Les arrangements conclus à Lucques avaient donc réussi, et l’ambition des trois personnages éminents qui absorbaient l’attention publique était satisfaite ; mais le but de cette ambition variait selon le caractère de chacun. Crassus ne désirait le commandement d’une armée que pour augmenter sa réputation et ses richesses immenses. Pompée, sans convictions profondes, mettait sa vanité à être considéré comme le premier de la République. César, chef du parti populaire, aspirait au pouvoir, surtout pour faire triompher sa cause. Le moyen qui devait se présenter à son esprit n’était pas de fomenter la guerre civile, mais de se faire nommer plusieurs fois consul : les grands citoyens qui l’avaient précédé n’avaient pas suivi une autre voie, et il y a un entraînement naturel à prendre pour exemple ce qui a réussi dans le passé. La gloire acquise dans les Gaules assurait d’avance à César la faveur publique, qui devait le porter de nouveau à la première magistrature. Néanmoins, pour faire disparaître les obstacles sans cesse suscités par un parti puissant, il fallait écarter des fonctions importantes les compétiteurs hostiles, attirer à lui les hommes distingués, tels que Cicéron, et, comme tout était vénal, acheter, avec le produit du butin fait à la guerre, les consciences à vendre. Cette conduite, secondée par Pompée et Crassus, promettait le succès.

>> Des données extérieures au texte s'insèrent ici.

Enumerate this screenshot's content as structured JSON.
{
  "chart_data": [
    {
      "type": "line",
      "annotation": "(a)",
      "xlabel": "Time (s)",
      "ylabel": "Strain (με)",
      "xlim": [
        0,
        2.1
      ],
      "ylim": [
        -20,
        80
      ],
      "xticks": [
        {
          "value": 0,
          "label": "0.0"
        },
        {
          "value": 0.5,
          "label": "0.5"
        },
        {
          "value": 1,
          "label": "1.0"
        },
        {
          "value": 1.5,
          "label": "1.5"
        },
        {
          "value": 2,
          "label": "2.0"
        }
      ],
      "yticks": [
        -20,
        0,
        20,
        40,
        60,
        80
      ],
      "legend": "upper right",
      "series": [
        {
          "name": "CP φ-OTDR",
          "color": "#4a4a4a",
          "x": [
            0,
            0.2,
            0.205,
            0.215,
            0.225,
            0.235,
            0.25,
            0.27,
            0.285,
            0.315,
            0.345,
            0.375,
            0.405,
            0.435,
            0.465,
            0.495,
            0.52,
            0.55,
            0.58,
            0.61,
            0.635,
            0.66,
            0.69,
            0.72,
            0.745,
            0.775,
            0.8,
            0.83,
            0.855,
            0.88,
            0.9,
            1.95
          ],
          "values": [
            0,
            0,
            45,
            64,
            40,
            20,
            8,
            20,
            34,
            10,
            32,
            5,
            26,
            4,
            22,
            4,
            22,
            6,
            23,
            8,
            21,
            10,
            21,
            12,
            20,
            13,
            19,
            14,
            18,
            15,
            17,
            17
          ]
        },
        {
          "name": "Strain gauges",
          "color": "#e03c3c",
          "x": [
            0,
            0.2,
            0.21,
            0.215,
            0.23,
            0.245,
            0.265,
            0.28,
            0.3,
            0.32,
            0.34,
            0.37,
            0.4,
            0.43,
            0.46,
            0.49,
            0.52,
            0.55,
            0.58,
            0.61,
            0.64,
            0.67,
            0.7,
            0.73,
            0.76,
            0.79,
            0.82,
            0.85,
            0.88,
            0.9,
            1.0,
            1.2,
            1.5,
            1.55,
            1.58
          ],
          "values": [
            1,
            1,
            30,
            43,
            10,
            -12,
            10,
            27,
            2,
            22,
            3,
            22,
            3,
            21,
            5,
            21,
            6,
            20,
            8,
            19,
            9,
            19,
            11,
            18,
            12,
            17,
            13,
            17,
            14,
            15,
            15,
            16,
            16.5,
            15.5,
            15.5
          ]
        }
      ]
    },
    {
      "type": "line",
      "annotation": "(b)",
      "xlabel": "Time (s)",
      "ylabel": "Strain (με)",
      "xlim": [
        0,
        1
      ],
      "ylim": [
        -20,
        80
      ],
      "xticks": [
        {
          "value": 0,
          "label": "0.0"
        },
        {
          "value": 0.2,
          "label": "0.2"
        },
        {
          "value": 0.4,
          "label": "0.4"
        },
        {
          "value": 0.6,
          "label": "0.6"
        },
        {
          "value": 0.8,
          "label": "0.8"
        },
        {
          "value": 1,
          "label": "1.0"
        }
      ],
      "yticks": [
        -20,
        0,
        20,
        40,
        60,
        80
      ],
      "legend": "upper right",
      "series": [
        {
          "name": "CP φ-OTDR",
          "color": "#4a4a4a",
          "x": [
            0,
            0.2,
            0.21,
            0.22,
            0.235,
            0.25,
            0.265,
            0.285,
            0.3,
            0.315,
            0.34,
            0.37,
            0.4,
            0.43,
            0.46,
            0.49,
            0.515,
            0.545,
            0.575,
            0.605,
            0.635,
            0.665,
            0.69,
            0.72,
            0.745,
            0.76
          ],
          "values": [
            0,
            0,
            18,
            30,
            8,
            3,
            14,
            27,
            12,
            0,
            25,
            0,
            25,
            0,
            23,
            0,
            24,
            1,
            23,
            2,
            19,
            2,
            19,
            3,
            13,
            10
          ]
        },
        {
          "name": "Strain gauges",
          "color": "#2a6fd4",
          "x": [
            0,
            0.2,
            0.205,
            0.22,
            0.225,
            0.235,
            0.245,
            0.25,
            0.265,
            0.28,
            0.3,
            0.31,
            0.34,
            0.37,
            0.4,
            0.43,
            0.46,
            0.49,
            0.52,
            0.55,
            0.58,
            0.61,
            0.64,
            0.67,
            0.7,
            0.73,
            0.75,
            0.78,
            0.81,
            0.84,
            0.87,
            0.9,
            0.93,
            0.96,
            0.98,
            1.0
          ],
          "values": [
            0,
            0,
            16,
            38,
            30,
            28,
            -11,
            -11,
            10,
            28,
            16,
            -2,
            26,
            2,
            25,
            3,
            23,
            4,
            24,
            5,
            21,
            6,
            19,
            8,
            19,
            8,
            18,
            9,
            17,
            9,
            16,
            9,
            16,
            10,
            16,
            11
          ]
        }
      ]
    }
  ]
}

Pompée, toujours sous le charme de sa femme, semblait se contenter du rôle qui lui était assigné. Libre de tout engagement, obéissant à ses propres instincts, il eût embrassé la cause du sénat plutôt que celle qu’il soutenait ; car les hommes d’une nature aussi vaniteuse que la sienne préfèrent aux marques d’approbation du peuple, qui parviennent rarement à leurs oreilles, l’adhésion flatteuse de l’aristocratie au milieu de laquelle ils vivent. Entraîné par la force des choses, il était obligé de lutter contre ceux qui lui faisaient obstacle, et, plus l’opposition se montrait ardente, plus il se laissait emporter par la violence. La légalité, d’ailleurs, n’était observée par personne. L’incident suivant en est une preuve. Caton aspirait à la préture. Le jour des comices, la première centurie, appelée la prérogative, et dont le suffrage avait une grande influence sur les autres, vota pour lui. Pompée, ne doutant pas du même résultat dans les autres centuries, déclara subitement qu’il avait entendu un coup de tonnerre[5], et congédia l’assemblée. Quelques jours après, en achetant les voix, en employant tous les moyens d’intimidation dont ils disposaient, les nouveaux consuls firent nommer préteur, à la place de M. Caton[6], P. Vatinius, auteur de la motion qui, en 695, avait fait donner à César le gouvernement de la Cisalpine.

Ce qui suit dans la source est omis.